BILL BRADLEY: Well, as an American, I wanted Elian Gonzalez to be in the United States. I said that when he came. There's a court proceeding going on. That court proceeding ought to work. As a father, I can understand why his father wants him in Cuba. The best answer would be for his father and Elian to be in the United States. But I think there's a wider point here. The tragedy of this young person has riveted the nation's attention. I want to make sure that we don't lose sight of that tragedy, because there are tragedies every day in this country with nearly 14 million children living in poverty on the streets of America. I believe we should take some of this goodwill and some of this determination to help and turn it to reducing and eliminating child poverty in this country. If Elian Gonzalez can be an inspiration to do that, then I think it will have a much longer-term effect than just simply one tragic incident, no matter how tragic it is.

AL GORE: I think that the question ought to be... I think the question ought to be very simply, what is in the best interest of this child? I think that the father should come here and stand on free soil to express the true feelings in his heart. I think we should remember and honor the fact that this child's mother lost her life, sacrificing her life in order to try to get her child's freedom. Now, if Castro keeps hiring these paid demonstrators to shout outside the father's window, how can we be sure that he is not speaking under the threat of intimidation? If he is not allowed to come here and speak freely, then the matter should be addressed in our domestic relations courts that have expertise and experience and the body of law by which we traditionally answer those questions according to due process.

SPOKESPERSON: Vice President Gore, this question is for you. Under what is colloquially known as the wet foot-dry foot law-- which, in essence, means that a Cuban who makes it to U.S. soil can stay-- that is not the case for a Haitian immigrant, that is not the case for a Mexican immigrant, that is not the case for a Chinese immigrant. Do you think that this law should be expanded to include all of these groups? Or do you think this law should be halted?

AL GORE: I think that Communist dictatorships are treated differently for a legitimate reason.
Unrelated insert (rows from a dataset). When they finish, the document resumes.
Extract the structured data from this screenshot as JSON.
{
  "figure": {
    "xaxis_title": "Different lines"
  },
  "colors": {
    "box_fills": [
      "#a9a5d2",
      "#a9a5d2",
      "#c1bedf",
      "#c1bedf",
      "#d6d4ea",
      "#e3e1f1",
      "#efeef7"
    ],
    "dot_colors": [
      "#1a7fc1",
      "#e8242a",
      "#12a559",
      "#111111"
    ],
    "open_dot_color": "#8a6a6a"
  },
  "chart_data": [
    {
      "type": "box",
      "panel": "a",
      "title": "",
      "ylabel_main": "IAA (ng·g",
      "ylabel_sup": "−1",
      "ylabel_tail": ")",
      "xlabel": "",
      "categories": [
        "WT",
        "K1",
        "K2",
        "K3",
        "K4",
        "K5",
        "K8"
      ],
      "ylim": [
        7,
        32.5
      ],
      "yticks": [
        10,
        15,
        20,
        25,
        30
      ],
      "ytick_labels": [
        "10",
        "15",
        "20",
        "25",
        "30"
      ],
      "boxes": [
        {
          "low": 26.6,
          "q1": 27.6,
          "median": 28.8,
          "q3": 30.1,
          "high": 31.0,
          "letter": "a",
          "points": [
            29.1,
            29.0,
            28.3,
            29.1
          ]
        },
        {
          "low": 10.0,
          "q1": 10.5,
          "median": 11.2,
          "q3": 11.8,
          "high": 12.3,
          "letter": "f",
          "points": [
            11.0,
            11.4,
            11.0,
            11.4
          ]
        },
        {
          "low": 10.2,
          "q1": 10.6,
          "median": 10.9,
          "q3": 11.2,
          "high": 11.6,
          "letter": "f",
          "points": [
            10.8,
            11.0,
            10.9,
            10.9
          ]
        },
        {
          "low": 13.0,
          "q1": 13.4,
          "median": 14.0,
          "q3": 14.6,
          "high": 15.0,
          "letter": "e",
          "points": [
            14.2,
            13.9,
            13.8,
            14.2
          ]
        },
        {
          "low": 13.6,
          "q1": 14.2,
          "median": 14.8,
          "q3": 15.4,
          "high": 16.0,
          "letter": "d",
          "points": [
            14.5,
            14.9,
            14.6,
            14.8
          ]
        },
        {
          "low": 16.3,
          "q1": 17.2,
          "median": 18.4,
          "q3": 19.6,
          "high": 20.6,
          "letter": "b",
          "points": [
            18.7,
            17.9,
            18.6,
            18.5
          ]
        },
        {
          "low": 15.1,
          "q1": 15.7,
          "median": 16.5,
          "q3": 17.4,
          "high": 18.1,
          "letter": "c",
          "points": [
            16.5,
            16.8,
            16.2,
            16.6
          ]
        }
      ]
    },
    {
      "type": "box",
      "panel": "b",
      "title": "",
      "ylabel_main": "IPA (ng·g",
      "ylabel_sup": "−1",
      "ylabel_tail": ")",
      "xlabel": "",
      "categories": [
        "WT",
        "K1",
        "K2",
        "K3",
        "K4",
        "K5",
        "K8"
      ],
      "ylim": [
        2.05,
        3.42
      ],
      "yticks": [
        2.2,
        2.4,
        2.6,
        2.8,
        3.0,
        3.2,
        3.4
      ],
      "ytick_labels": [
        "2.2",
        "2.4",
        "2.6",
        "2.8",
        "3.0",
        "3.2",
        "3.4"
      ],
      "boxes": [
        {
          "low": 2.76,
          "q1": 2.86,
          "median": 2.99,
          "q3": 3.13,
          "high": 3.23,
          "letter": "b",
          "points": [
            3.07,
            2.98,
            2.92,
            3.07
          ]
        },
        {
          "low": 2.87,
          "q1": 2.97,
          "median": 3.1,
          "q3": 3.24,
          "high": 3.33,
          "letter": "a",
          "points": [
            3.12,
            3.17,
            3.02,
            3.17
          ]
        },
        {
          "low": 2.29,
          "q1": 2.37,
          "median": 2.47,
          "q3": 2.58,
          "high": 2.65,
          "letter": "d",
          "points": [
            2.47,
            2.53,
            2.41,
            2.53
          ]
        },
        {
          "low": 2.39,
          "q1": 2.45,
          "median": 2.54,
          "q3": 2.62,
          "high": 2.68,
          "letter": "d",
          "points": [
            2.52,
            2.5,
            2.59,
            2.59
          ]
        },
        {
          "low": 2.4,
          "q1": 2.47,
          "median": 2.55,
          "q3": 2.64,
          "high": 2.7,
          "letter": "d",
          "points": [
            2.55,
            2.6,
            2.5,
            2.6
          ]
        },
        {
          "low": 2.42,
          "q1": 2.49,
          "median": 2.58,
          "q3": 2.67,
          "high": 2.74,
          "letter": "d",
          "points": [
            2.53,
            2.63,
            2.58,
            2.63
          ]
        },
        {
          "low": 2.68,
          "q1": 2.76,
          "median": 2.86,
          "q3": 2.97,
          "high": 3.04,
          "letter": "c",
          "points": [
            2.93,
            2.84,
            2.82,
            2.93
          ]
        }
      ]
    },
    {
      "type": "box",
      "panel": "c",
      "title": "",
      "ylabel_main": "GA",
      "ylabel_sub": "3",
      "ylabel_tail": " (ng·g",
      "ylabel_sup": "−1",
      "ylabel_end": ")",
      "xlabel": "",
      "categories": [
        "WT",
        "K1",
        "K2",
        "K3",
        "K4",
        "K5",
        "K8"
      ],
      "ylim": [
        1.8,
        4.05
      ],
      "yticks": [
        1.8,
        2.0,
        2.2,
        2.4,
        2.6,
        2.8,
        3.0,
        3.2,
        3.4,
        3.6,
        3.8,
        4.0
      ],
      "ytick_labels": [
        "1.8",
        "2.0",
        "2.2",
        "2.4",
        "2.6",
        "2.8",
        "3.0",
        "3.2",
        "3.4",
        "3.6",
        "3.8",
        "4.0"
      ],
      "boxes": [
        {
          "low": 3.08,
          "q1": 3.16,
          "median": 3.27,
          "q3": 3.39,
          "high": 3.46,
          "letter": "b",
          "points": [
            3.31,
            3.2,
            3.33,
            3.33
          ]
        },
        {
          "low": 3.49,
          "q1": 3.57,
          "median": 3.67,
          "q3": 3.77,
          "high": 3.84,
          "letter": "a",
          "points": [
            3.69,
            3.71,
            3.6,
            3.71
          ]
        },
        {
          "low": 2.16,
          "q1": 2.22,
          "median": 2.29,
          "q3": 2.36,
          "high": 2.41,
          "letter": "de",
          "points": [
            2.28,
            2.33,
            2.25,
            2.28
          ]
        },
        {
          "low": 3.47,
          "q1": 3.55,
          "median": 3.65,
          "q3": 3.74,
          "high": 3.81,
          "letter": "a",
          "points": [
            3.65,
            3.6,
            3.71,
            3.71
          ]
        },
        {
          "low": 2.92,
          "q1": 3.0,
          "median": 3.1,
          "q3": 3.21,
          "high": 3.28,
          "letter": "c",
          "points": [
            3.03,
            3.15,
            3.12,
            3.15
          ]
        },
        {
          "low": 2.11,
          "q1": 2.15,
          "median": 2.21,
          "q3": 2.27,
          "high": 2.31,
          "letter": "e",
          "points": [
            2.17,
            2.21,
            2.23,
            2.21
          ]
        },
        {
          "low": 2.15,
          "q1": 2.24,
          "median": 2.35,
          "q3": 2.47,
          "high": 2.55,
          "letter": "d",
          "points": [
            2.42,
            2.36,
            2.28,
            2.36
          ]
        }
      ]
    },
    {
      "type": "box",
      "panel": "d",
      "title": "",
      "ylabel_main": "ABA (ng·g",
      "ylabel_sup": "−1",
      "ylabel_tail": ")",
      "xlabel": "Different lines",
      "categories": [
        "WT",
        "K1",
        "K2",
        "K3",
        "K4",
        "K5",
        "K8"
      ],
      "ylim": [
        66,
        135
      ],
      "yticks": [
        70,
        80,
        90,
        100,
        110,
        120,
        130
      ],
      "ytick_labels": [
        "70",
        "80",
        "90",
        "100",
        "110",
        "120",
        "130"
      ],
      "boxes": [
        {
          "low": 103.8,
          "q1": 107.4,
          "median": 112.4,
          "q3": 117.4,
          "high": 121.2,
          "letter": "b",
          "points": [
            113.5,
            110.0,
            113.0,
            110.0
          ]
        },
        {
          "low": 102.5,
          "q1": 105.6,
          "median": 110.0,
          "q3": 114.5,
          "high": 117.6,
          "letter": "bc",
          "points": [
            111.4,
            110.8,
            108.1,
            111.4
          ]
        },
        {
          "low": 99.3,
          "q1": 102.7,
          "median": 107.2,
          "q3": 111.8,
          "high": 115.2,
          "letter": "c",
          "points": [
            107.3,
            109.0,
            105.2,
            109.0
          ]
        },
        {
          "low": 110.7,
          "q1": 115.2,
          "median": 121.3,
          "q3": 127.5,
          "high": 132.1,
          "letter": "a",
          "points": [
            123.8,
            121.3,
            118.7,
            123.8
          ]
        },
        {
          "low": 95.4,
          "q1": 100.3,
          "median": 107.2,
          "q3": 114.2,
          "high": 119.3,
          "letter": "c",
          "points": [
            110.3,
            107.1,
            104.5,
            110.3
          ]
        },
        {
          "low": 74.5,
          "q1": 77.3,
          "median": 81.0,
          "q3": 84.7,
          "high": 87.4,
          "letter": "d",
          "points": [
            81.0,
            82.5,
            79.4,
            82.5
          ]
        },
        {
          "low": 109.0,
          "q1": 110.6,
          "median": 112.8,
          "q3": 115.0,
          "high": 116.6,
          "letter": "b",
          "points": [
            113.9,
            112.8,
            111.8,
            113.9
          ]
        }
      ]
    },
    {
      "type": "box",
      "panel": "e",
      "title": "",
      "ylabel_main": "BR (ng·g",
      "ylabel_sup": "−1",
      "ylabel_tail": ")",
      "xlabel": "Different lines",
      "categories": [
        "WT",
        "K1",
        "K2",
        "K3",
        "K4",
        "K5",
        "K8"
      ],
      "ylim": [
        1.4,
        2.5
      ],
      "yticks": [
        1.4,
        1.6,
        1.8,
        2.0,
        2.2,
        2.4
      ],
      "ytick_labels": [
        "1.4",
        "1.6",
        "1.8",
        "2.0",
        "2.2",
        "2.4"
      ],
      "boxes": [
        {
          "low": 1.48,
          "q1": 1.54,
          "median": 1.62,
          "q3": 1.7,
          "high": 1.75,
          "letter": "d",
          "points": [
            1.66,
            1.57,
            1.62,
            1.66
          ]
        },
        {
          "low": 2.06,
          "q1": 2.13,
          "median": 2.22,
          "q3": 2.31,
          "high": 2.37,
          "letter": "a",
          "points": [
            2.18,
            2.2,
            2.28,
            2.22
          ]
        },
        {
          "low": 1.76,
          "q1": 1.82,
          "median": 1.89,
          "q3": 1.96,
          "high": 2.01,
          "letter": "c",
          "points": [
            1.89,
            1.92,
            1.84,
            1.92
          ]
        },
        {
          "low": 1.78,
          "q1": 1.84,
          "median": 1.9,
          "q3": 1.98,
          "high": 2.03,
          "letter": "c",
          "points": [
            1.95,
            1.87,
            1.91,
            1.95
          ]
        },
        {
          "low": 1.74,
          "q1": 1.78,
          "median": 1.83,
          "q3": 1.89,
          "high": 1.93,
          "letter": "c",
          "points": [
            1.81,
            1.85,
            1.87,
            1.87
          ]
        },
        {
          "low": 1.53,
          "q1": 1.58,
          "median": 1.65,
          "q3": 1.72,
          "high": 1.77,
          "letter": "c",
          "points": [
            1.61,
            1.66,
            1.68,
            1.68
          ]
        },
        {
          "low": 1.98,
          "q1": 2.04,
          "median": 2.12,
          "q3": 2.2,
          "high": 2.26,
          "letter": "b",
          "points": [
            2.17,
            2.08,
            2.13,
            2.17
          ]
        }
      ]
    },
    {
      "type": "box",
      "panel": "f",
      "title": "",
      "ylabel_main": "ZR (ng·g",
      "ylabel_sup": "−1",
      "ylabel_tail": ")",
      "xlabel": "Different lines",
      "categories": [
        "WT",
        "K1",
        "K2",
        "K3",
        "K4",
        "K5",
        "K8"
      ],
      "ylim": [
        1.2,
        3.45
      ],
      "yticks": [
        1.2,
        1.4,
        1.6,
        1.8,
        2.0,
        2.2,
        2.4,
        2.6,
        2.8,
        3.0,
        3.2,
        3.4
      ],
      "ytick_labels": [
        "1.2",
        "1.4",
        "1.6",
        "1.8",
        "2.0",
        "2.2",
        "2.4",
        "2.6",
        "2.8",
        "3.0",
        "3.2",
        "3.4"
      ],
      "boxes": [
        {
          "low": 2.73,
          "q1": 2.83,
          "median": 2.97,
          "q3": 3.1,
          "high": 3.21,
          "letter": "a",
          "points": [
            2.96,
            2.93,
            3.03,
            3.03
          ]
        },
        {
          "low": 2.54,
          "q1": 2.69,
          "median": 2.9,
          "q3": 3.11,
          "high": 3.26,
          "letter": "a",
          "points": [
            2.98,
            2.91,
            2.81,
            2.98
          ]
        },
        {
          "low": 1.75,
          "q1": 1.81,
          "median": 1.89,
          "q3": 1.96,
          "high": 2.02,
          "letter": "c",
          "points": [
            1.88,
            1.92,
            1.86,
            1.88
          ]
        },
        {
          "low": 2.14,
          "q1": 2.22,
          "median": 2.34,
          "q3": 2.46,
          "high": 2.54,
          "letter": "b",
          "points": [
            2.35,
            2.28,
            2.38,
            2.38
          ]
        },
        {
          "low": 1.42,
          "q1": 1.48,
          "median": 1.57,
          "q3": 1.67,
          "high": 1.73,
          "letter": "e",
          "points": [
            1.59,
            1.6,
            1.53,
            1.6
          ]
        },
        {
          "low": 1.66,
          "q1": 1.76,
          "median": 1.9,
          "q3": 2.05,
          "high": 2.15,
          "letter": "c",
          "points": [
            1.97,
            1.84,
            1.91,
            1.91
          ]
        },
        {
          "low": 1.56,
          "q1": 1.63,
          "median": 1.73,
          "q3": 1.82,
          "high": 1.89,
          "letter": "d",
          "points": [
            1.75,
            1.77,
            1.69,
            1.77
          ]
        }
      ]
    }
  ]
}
I do think that underlying your question is the stark reality that in some times past, Haitian immigrants have not been treated according to a fair standard.

SPOKESPERSON: So China should be the exception as well?

AL GORE: No, no. I would say the same of Chinese immigrants. And recently the child of a Haitian immigrant who had been sent back was returned when the INS reversed itself and applied the same standards there, which it should always do. But I think that the law which singles out the pervasive effects of a Communist dictatorship is a difference that is justified, and it has been reflected in some other situations where Communist dictators have been calling the shots.

SPOKESPERSON: Mr. Bradley?

BILL BRADLEY: I basically agree with Al on that. I think that there's a wider issue, though, here, which is immigration generally and the role it plays in our country. And people who come to our shores as refugees have a right to remain because they're fleeing tyranny-- not just Communist tyranny, but tyranny. I think we ought to assure that they can stay and have the same legal rights as everybody else.

JIM LEHRER: The Iowa caucuses are next Monday.